# Luca Schaffler: Compactifications of moduli of points and lines in the projective plane

**Time: **
Wed 2020-11-18 13.15 - 14.15

**Location: **
Zoom, meeting ID: 657 9019 8929

**Participating: **
Luca Schaffler, KTH

### Abstract

Projective duality identifies the moduli space \(B_n\) parametrizing configurations of \(n\) general points in the projective plane with \(X(3,n)\), parametrizing configurations of \(n\) general lines in the dual projective plane. When considering degenerations of such objects, it is interesting to compare different compactifications of the above moduli spaces. In this work, we consider Gerritzen-Piwek's compactification of \(B_n\) and Kapranov's Chow quotient compactification of \(X(3,n)\), and we show that they have isomorphic normalizations.
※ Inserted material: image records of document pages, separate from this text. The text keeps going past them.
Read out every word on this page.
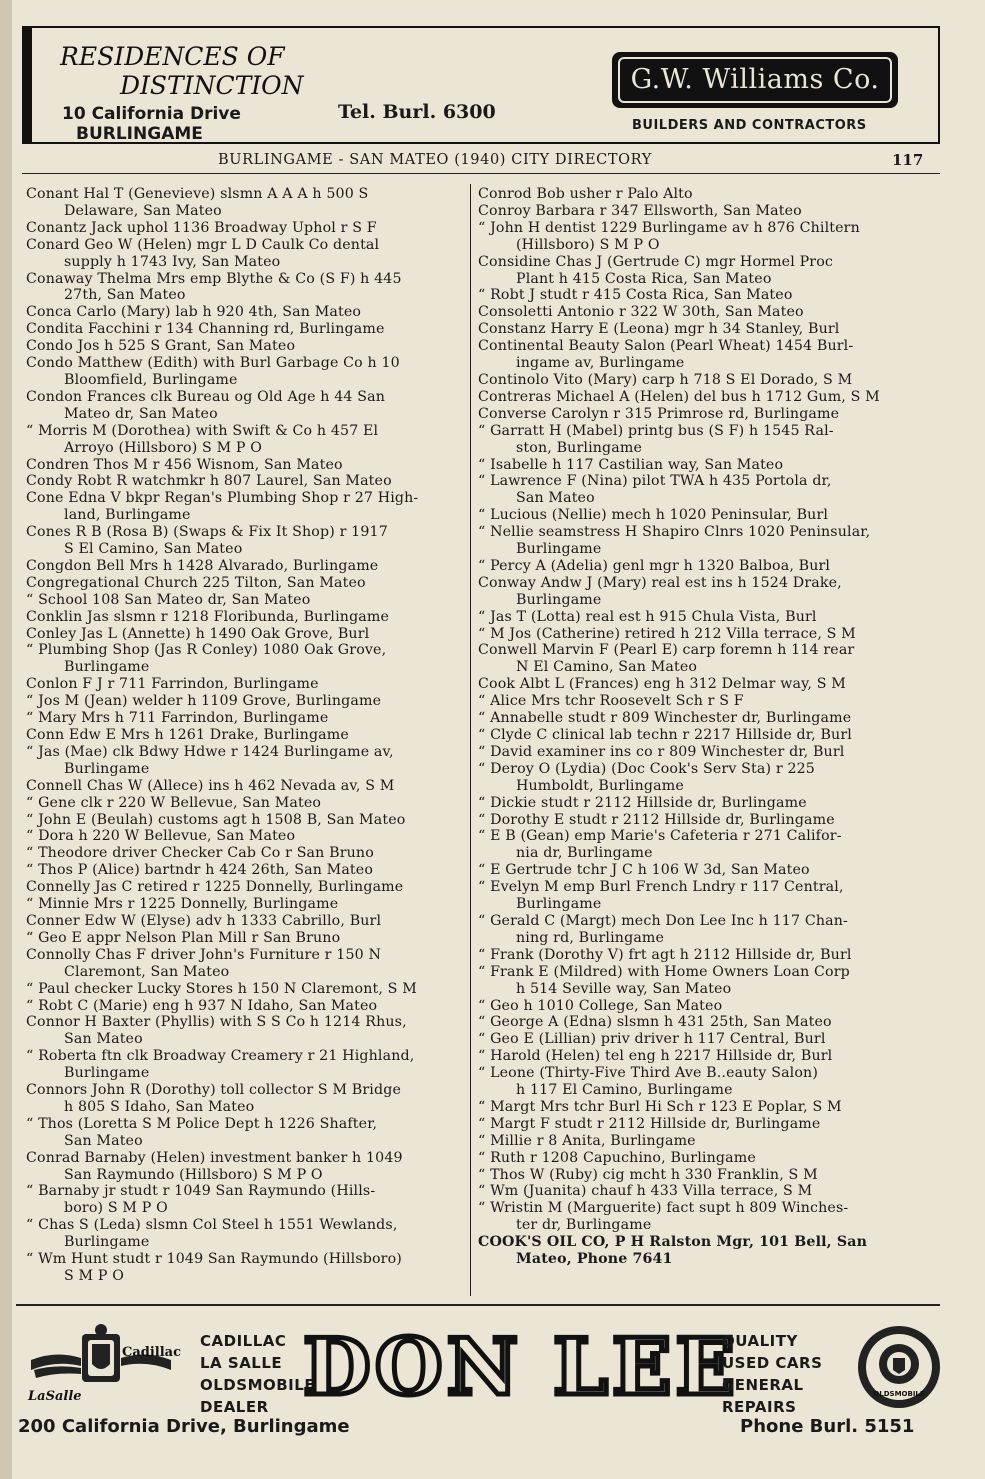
RESIDENCES OF
DISTINCTION
10 California Drive
BURLINGAME
Tel. Burl. 6300
G.W. Williams Co.
BUILDERS AND CONTRACTORS
BURLINGAME - SAN MATEO (1940) CITY DIRECTORY	117
Conant Hal T (Genevieve) slsmn A A A h 500 S
Delaware, San Mateo
Conantz Jack uphol 1136 Broadway Uphol r S F
Conard Geo W (Helen) mgr L D Caulk Co dental
supply h 1743 Ivy, San Mateo
Conaway Thelma Mrs emp Blythe & Co (S F) h 445
27th, San Mateo
Conca Carlo (Mary) lab h 920 4th, San Mateo
Condita Facchini r 134 Channing rd, Burlingame
Condo Jos h 525 S Grant, San Mateo
Condo Matthew (Edith) with Burl Garbage Co h 10
Bloomfield, Burlingame
Condon Frances clk Bureau og Old Age h 44 San
Mateo dr, San Mateo
“ Morris M (Dorothea) with Swift & Co h 457 El
Arroyo (Hillsboro) S M P O
Condren Thos M r 456 Wisnom, San Mateo
Condy Robt R watchmkr h 807 Laurel, San Mateo
Cone Edna V bkpr Regan's Plumbing Shop r 27 High-
land, Burlingame
Cones R B (Rosa B) (Swaps & Fix It Shop) r 1917
S El Camino, San Mateo
Congdon Bell Mrs h 1428 Alvarado, Burlingame
Congregational Church 225 Tilton, San Mateo
“ School 108 San Mateo dr, San Mateo
Conklin Jas slsmn r 1218 Floribunda, Burlingame
Conley Jas L (Annette) h 1490 Oak Grove, Burl
“ Plumbing Shop (Jas R Conley) 1080 Oak Grove,
Burlingame
Conlon F J r 711 Farrindon, Burlingame
“ Jos M (Jean) welder h 1109 Grove, Burlingame
“ Mary Mrs h 711 Farrindon, Burlingame
Conn Edw E Mrs h 1261 Drake, Burlingame
“ Jas (Mae) clk Bdwy Hdwe r 1424 Burlingame av,
Burlingame
Connell Chas W (Allece) ins h 462 Nevada av, S M
“ Gene clk r 220 W Bellevue, San Mateo
“ John E (Beulah) customs agt h 1508 B, San Mateo
“ Dora h 220 W Bellevue, San Mateo
“ Theodore driver Checker Cab Co r San Bruno
“ Thos P (Alice) bartndr h 424 26th, San Mateo
Connelly Jas C retired r 1225 Donnelly, Burlingame
“ Minnie Mrs r 1225 Donnelly, Burlingame
Conner Edw W (Elyse) adv h 1333 Cabrillo, Burl
“ Geo E appr Nelson Plan Mill r San Bruno
Connolly Chas F driver John's Furniture r 150 N
Claremont, San Mateo
“ Paul checker Lucky Stores h 150 N Claremont, S M
“ Robt C (Marie) eng h 937 N Idaho, San Mateo
Connor H Baxter (Phyllis) with S S Co h 1214 Rhus,
San Mateo
“ Roberta ftn clk Broadway Creamery r 21 Highland,
Burlingame
Connors John R (Dorothy) toll collector S M Bridge
h 805 S Idaho, San Mateo
“ Thos (Loretta S M Police Dept h 1226 Shafter,
San Mateo
Conrad Barnaby (Helen) investment banker h 1049
San Raymundo (Hillsboro) S M P O
“ Barnaby jr studt r 1049 San Raymundo (Hills-
boro) S M P O
“ Chas S (Leda) slsmn Col Steel h 1551 Wewlands,
Burlingame
“ Wm Hunt studt r 1049 San Raymundo (Hillsboro)
S M P O
Conrod Bob usher r Palo Alto
Conroy Barbara r 347 Ellsworth, San Mateo
“ John H dentist 1229 Burlingame av h 876 Chiltern
(Hillsboro) S M P O
Considine Chas J (Gertrude C) mgr Hormel Proc
Plant h 415 Costa Rica, San Mateo
“ Robt J studt r 415 Costa Rica, San Mateo
Consoletti Antonio r 322 W 30th, San Mateo
Constanz Harry E (Leona) mgr h 34 Stanley, Burl
Continental Beauty Salon (Pearl Wheat) 1454 Burl-
ingame av, Burlingame
Continolo Vito (Mary) carp h 718 S El Dorado, S M
Contreras Michael A (Helen) del bus h 1712 Gum, S M
Converse Carolyn r 315 Primrose rd, Burlingame
“ Garratt H (Mabel) printg bus (S F) h 1545 Ral-
ston, Burlingame
“ Isabelle h 117 Castilian way, San Mateo
“ Lawrence F (Nina) pilot TWA h 435 Portola dr,
San Mateo
“ Lucious (Nellie) mech h 1020 Peninsular, Burl
“ Nellie seamstress H Shapiro Clnrs 1020 Peninsular,
Burlingame
“ Percy A (Adelia) genl mgr h 1320 Balboa, Burl
Conway Andw J (Mary) real est ins h 1524 Drake,
Burlingame
“ Jas T (Lotta) real est h 915 Chula Vista, Burl
“ M Jos (Catherine) retired h 212 Villa terrace, S M
Conwell Marvin F (Pearl E) carp foremn h 114 rear
N El Camino, San Mateo
Cook Albt L (Frances) eng h 312 Delmar way, S M
“ Alice Mrs tchr Roosevelt Sch r S F
“ Annabelle studt r 809 Winchester dr, Burlingame
“ Clyde C clinical lab techn r 2217 Hillside dr, Burl
“ David examiner ins co r 809 Winchester dr, Burl
“ Deroy O (Lydia) (Doc Cook's Serv Sta) r 225
Humboldt, Burlingame
“ Dickie studt r 2112 Hillside dr, Burlingame
“ Dorothy E studt r 2112 Hillside dr, Burlingame
“ E B (Gean) emp Marie's Cafeteria r 271 Califor-
nia dr, Burlingame
“ E Gertrude tchr J C h 106 W 3d, San Mateo
“ Evelyn M emp Burl French Lndry r 117 Central,
Burlingame
“ Gerald C (Margt) mech Don Lee Inc h 117 Chan-
ning rd, Burlingame
“ Frank (Dorothy V) frt agt h 2112 Hillside dr, Burl
“ Frank E (Mildred) with Home Owners Loan Corp
h 514 Seville way, San Mateo
“ Geo h 1010 College, San Mateo
“ George A (Edna) slsmn h 431 25th, San Mateo
“ Geo E (Lillian) priv driver h 117 Central, Burl
“ Harold (Helen) tel eng h 2217 Hillside dr, Burl
“ Leone (Thirty-Five Third Ave B..eauty Salon)
h 117 El Camino, Burlingame
“ Margt Mrs tchr Burl Hi Sch r 123 E Poplar, S M
“ Margt F studt r 2112 Hillside dr, Burlingame
“ Millie r 8 Anita, Burlingame
“ Ruth r 1208 Capuchino, Burlingame
“ Thos W (Ruby) cig mcht h 330 Franklin, S M
“ Wm (Juanita) chauf h 433 Villa terrace, S M
“ Wristin M (Marguerite) fact supt h 809 Winches-
ter dr, Burlingame
COOK'S OIL CO, P H Ralston Mgr, 101 Bell, San
Mateo, Phone 7641
Cadillac
LaSalle
CADILLAC
LA SALLE
OLDSMOBILE
DEALER DON LEE
QUALITY
USED CARS
GENERAL
REPAIRS
OLDSMOBILE
200 California Drive, Burlingame	Phone Burl. 5151
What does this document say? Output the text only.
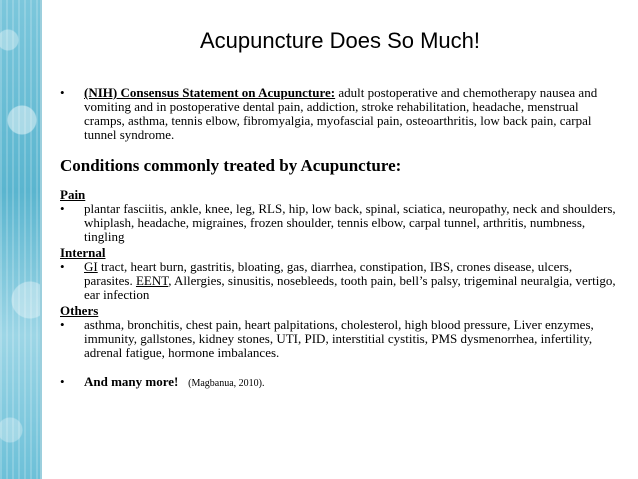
Acupuncture Does So Much!
•	(NIH) Consensus Statement on Acupuncture: adult postoperative and chemotherapy nausea and vomiting and in postoperative dental pain, addiction, stroke rehabilitation, headache, menstrual cramps, asthma, tennis elbow, fibromyalgia, myofascial pain, osteoarthritis, low back pain, carpal tunnel syndrome.
Conditions commonly treated by Acupuncture:
Pain
•	plantar fasciitis, ankle, knee, leg, RLS, hip, low back, spinal, sciatica, neuropathy, neck and shoulders, whiplash, headache, migraines, frozen shoulder, tennis elbow, carpal tunnel, arthritis, numbness, tingling
Internal
•	GI tract, heart burn, gastritis, bloating, gas, diarrhea, constipation, IBS, crones disease, ulcers, parasites. EENT, Allergies, sinusitis, nosebleeds, tooth pain, bell’s palsy, trigeminal neuralgia, vertigo, ear infection
Others
•	asthma, bronchitis, chest pain, heart palpitations, cholesterol, high blood pressure, Liver enzymes, immunity, gallstones, kidney stones, UTI, PID, interstitial cystitis, PMS dysmenorrhea, infertility, adrenal fatigue, hormone imbalances.
•	And many more! (Magbanua, 2010).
We also construct an alternative compactification parametrizing all possible \(n\)-pointed central fibers of Mustafin joins associated to one-parameter degenerations of \(n\) points in the projective plane, which was proposed by Gerritzen and Piwek. We fully describe this alternative compactification for \(n=5,6\). This is joint work with Jenia Tevelev.

**Zoom Notes: **The meeting ID is 657 9019 8929 and the passcode is 3517257.